Early recognition of gonadotropic dysfunction could enable well-timed growth and maturation and prevent damage to gonads and external genitalia. The adaptation of the Dutch neonatal screening program for congenital hypothyroidism in the mid 1990s resulted in enhanced detection of congenital hypothyroidism of central origin (CH-C), with high likelihood of multiple pituitary hormone deficiency, including gonadotropin (Gn) deficiency. We analyzed GnRH test results and baseline Gn and sex hormone measurements in 15 infants with CH-C to examine these diagnostic tools for assessment of the integrity of the hypothalamus-pituitary-gonad axis in young infants. In a nationwide prospective study (1994-1996), patients were referred to our department if neonatal CH screening results were indicative of CH-C. When CH-C was confirmed, GnRH tests and baseline Gn and sex hormone measurements took place at the age of 3 months, when euthyroid status had been accomplished by T4 supplementation, and if necessary, cortisol supplementation was installed. The study took place at the Department of Pediatric Endocrinology, Emma Children's Hospital, Academic Medical Center, University of Amsterdam (referral center). The study included 15 neonates (five girls and 10 boys) with CH-C, detected by neonatal screening, in whom investigation of the hypothalamus-pituitary-gonad axis could be performed at 3 months of age.
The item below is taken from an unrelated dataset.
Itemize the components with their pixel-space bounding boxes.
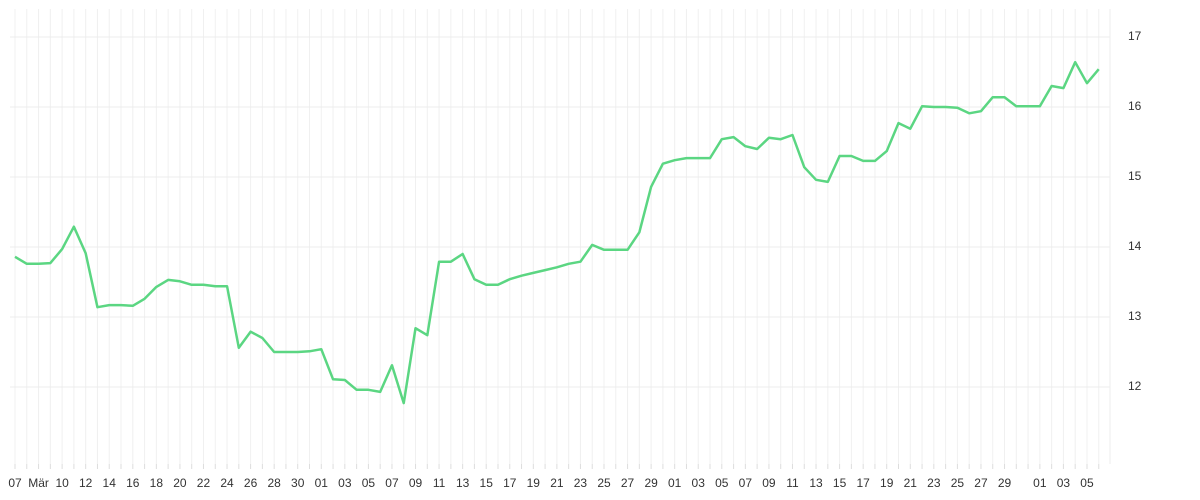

Results of GnRH tests and baseline Gn and sex hormone measurements were assessed. GnRH tests at 3 months of age showed a pattern indicative of endogenous GnRH stimulation in nine infants and a blunted response in six. Baseline Gn and sex hormone concentrations except estradiol (P = 0.053) were significantly different between responders and nonresponders. The GnRH test and baseline measurements of Gn and sex hormone serum concentrations at 3 months of age are promising options in the assessment of hypothalamic-pituitary-gonadal function in infants with CH-C of both sexes.